The result of the problem is often simple and relatively easy to solve, but the comprehensive indicators in-depth analysis of the problem is worth and every technical personnel to discuss, which is why a long case to analyze a small point of reason.

  

Rethinking: The server in this case the architecture design is relatively complete, has done a read and write separation can easily put such a large operation to the secondary server, and can do load balancing, then if your stand-alone server also has similar such a report operation, what will you do?

----------------------------------------------------------------------------------------------------

Note: This article is original, welcome reprint, please in the article page obvious location give this article link!
If you think this article is not bad please click on the lower right corner of the recommendation , thank you very much!

  

Database Combat Case ————— Remember the problem of tempdb explosion

Contact Us

The content source of this page is from Internet, which doesn't represent Alibaba Cloud's opinion; products and services mentioned on that page don't have any relationship with Alibaba Cloud. If the content of the page makes you feel confusing, please write us an email, we will handle the problem within 5 days after receiving your email.
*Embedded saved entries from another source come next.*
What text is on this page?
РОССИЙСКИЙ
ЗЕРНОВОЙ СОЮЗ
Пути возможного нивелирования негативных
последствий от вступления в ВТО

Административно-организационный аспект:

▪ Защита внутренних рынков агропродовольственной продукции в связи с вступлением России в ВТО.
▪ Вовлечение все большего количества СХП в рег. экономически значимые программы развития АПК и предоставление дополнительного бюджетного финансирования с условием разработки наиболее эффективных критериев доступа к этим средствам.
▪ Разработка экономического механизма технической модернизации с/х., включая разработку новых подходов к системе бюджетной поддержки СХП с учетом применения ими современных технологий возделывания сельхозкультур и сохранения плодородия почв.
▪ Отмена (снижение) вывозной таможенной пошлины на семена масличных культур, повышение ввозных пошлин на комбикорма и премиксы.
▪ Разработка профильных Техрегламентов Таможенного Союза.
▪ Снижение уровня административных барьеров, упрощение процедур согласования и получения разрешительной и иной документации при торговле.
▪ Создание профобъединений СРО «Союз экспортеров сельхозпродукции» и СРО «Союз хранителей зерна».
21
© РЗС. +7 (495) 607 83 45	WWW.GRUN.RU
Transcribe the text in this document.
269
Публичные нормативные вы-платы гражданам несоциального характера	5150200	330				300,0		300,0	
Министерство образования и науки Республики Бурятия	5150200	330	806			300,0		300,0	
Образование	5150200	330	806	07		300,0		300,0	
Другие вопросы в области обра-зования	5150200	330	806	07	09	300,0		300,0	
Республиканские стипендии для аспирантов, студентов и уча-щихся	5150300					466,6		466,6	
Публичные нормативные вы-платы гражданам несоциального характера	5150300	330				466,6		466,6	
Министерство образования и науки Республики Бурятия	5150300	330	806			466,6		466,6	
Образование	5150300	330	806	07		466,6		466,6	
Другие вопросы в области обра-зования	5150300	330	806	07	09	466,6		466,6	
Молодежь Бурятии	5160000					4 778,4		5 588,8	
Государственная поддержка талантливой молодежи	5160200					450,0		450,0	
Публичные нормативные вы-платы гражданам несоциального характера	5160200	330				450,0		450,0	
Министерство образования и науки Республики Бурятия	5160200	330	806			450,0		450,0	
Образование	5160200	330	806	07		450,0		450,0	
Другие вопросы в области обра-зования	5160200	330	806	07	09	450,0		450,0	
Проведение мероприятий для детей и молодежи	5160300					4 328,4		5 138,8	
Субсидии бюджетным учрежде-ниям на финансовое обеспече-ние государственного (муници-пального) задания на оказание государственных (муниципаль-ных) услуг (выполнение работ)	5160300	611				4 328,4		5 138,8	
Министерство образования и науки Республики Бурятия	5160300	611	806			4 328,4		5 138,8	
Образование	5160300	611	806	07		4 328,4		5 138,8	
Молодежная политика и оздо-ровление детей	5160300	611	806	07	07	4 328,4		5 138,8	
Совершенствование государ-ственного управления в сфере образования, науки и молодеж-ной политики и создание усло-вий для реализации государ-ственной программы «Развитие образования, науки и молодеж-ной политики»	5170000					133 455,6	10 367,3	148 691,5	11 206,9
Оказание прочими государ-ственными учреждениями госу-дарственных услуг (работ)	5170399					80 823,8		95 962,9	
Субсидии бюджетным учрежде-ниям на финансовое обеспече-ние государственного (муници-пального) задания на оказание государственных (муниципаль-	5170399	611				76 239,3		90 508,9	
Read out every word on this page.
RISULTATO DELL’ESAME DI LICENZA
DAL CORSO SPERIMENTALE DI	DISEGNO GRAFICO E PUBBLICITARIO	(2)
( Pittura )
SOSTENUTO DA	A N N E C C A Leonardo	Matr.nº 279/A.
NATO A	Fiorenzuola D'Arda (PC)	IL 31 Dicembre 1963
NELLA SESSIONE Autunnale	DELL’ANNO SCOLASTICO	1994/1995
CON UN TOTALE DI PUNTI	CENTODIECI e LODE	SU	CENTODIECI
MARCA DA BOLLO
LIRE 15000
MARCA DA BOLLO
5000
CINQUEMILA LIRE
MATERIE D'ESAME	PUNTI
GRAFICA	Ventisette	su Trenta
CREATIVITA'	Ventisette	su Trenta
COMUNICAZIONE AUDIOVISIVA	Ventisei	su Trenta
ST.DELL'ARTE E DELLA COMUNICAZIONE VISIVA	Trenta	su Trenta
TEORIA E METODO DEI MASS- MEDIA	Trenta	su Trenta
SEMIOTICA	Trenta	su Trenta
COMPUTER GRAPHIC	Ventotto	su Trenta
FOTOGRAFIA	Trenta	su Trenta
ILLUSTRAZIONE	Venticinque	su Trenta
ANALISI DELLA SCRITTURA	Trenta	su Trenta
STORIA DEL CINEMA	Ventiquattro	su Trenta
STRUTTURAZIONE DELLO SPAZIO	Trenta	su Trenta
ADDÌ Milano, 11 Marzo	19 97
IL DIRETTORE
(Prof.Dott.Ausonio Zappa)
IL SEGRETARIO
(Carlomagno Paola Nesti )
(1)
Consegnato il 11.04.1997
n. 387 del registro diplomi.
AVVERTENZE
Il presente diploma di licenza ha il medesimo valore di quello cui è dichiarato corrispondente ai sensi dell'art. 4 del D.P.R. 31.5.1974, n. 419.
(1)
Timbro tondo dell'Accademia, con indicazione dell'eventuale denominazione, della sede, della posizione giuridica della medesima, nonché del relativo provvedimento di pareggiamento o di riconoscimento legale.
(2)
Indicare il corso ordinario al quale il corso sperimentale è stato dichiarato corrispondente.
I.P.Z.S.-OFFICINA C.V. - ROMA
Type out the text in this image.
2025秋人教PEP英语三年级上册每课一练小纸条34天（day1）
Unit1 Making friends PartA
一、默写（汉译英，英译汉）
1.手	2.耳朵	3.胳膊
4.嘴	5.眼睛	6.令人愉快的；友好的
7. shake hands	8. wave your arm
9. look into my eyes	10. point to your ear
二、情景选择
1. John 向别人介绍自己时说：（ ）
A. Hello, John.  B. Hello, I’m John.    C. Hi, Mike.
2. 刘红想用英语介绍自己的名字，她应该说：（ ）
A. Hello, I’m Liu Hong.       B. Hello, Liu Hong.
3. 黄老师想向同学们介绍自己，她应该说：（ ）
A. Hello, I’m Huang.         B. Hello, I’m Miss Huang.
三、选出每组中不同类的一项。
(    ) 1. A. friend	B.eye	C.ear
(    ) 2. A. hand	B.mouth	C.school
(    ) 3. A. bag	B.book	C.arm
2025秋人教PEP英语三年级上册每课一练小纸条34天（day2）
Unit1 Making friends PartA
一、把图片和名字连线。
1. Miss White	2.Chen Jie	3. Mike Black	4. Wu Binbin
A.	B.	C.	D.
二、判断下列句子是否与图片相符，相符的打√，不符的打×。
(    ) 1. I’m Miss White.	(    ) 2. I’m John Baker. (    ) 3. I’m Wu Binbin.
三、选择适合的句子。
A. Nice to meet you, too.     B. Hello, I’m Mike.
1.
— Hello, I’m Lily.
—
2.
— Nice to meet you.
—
If you find any instances of plagiarism from the community, please send an email to: info-contact@alibabacloud.com and provide relevant evidence. A staff member will contact you within 5 working days.

A Free Trial That Lets You Build Big!

Start building with 50+ products and up to 12 months usage for Elastic Compute Service

  • Sales Support

    1 on 1 presale consultation

  • After-Sales Support

    24/7 Technical Support 6 Free Tickets per Quarter Faster Response

  • Alibaba Cloud offers highly flexible support services tailored to meet your exact needs.